AT&T reported a record number of iPhone activations— 5.2 million — blowing past Wall Street estimates. This is one of the last quarters when AT&T will have exclusive access to Apple's iPhone, so all these new subscribers locking themselves in for a 2-year contract is a positive.

Earnings were right in line with projections — 55 cents per share excluding one-time items — while revenue bested expectations, growing 2.8% over last year to $31.58 billion.

So why is AT&T trading fractionally lower?

It's partly because of the long-anticipated loss of AT&T's exclusive with the iPhone. But it's also because of wireless service margins, which fell to 37.6 percent from 40.3 percent a year ago. This drop can be attributed to the fees AT&T pays Apple to keep the price of the iPhone down. And in the fourth quarter the company will feel more pressure on these margins because of expenses to integrate its recently-acquired Alltel customers.

To assuage these concerns AT&T's Chief Financial Officer Rick Lindner said he expects the company's wireless margins to rebound in the fourth quarter.

Even with the additional Alltel-related costs, he said on the earnings call that margins are still on track to continue. And while the company's business revenues declined 3.9 percent in the quarter, the company says this business is stabilizing.

In the wireline business, Lindner says service margins should fall, but that will be a result of seasonal trends. CEO Ralph De La Vega says that transitioning the wireline business from being about voice customers, to its U-verse TV service is going "very well," and that they expect those businesses to get more efficient.

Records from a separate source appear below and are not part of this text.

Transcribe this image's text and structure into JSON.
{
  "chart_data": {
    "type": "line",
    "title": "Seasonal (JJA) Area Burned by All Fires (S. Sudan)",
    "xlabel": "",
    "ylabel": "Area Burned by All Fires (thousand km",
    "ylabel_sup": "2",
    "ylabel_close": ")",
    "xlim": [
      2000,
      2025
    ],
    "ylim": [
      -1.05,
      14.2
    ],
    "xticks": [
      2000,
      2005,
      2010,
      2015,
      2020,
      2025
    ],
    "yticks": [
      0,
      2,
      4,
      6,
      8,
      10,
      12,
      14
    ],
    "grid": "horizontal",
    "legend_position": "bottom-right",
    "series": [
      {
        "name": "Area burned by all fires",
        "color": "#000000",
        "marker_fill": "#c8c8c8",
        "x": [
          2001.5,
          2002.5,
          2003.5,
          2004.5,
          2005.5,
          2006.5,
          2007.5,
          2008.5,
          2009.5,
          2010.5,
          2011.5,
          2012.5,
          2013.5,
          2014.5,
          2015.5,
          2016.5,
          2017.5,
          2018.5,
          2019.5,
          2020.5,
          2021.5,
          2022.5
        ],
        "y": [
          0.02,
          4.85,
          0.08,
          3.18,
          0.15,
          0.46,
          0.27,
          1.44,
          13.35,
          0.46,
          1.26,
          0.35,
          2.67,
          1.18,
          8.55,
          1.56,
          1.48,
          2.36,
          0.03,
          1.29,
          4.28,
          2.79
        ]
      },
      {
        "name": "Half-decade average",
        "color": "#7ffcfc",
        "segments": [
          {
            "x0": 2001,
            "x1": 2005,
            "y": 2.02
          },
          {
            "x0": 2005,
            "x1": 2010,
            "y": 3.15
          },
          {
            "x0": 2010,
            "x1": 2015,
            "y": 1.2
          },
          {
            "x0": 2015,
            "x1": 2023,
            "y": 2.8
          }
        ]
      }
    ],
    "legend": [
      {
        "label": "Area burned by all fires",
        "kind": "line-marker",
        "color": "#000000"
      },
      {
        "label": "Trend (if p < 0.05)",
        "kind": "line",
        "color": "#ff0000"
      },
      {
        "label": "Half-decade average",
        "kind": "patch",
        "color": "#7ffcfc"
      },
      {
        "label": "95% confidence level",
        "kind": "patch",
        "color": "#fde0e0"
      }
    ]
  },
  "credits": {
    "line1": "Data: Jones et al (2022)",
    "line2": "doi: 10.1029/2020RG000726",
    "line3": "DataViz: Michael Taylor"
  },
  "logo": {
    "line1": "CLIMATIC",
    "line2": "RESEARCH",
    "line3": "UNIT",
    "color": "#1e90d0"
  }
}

De La Vega expressed confidence about growth in both iPhone and Droid customers, waxing on about the fast pace of innovation in the space. He's certainly far more confident than many Wall Street analysts, who expect AT&T to rapidly lose ground to Verizon as soon as it starts selling the iPhone. The question for investors is whether the impact of that long-awaited change is already priced into both stocks.